Although much of the global zeal to protect forests focuses on tropical regions of the Global South, recent scientific studies have turned conventional wisdom on its head. An analysis of NASA satellite imagery, for example, found that forest disturbance from logging in the southern United States is actually four times greater than that in the South American rainforests on a per-acre basis.
Moreover, before the advent of modern logging, Northern California and the Pacific Northwest housed an “unprecedented carbon budget,” according to Jerry Franklin, a University of Washington professor of ecosystem analysis who is known as “the father of old-growth research.” As Franklin explained at a conference sponsored by Pacific Forest Trust in Arcata in August 2014, the conifer-dominated Pacific temperate rainforest, which runs from Prince William Sound in Alaska through the British Columbia coast to California’s Central Coast, contains the largest mass of living and decaying material of any ecosystem in the world. Redwood forests, he noted, exceed the capacity of any on Earth to store carbon “by a factor of three or four.” The mixed Douglas fir and hardwood forests that grow adjacent to the redwoods, as well as the montane-mixed conifer ecosystems of the Cascades and Sierra mountain ranges (where Sierra Pacific Industries conducts its clear-cuts), among other forests of the so-called “Pacific Slopes,” also play a notable role in regulating atmospheric carbon.
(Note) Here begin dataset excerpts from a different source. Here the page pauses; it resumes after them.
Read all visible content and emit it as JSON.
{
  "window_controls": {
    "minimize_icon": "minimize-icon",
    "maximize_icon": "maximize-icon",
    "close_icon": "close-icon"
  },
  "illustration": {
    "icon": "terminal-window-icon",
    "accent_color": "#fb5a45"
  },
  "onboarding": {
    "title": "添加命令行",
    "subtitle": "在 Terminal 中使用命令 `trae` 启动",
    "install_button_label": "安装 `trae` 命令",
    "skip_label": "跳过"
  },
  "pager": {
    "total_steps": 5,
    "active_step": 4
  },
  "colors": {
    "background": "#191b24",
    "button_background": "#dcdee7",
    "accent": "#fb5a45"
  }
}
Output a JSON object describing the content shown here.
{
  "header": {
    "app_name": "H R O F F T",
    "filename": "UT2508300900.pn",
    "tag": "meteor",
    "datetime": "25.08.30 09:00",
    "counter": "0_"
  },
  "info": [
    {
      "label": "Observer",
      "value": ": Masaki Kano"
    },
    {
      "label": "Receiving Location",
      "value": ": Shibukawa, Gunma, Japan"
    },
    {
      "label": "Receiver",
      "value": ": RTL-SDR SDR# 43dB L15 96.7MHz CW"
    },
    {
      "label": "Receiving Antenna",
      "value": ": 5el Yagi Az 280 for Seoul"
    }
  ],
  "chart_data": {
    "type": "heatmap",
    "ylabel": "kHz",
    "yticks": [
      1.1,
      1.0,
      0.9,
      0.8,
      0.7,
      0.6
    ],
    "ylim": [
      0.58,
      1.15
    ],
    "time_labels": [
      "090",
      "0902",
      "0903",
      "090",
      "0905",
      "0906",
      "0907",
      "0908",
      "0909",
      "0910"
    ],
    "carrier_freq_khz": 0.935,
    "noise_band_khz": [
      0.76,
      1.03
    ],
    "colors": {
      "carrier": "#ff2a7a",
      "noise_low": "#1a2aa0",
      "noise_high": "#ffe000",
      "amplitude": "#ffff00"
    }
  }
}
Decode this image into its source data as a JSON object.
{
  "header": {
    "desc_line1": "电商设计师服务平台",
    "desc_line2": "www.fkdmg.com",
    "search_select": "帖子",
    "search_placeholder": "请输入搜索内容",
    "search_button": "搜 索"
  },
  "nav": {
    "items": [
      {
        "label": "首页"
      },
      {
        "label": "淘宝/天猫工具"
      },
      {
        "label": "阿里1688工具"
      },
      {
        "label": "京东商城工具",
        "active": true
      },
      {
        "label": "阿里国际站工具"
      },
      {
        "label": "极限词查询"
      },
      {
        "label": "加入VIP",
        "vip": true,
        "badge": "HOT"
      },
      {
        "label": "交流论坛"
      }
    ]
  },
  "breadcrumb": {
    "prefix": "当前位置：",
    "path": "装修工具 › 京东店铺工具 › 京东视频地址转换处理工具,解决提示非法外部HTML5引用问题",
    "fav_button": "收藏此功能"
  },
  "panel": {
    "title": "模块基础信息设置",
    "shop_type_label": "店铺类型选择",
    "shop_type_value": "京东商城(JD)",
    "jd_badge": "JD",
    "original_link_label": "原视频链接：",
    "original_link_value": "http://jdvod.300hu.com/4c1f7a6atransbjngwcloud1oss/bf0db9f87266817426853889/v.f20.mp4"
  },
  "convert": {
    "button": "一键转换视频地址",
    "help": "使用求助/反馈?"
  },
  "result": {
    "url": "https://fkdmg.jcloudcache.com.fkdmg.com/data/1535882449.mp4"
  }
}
But while much global attention has focused on emissions caused by deforestation in the Global South, the United States has broadly failed to prevent degradation of its own forests in the name of fighting climate change. For example, the US Department of Agriculture has determined that the Tongass National Forest in southwestern Alaska — the world’s largest continuous stretch of temperate rainforest — accounts for 8 percent of all forest carbon stored in the United States. But a plan approved by the Obama administration will allow an estimated 676,000 acres of old-growth in the forest to be logged in the next ten years. The administration has promised to transition away from old-growth logging after that, but the phase-out won’t be complete for another fifteen years.
Last month, Dominick DellaSala, president and chief scientist of the Geos Institute in Ashland, Oregon, conducted a climate assessment of Oregon’s forestry practices and determined that logging and clear-cutting were emitting roughly the same amount of greenhouse gases as those produced each year by 2 million vehicles, or seven coal-fired power plants. That makes forestry one of the biggest polluters in the state. Yet Oregon — like other US states — has failed to account for these emissions in its climate mitigation planning.
“Oregon has not done proper accounting,” said DellaSala, who is also president of the Society for Conservation Biology’s North America Section, in an interview. “They’ve been unquestioningly accepting what the timber industry is saying, which is, ‘We’re a net sink for carbon.'” DellaSala was referring to the fact that the industry maintains that it sequesters more carbon than it emits.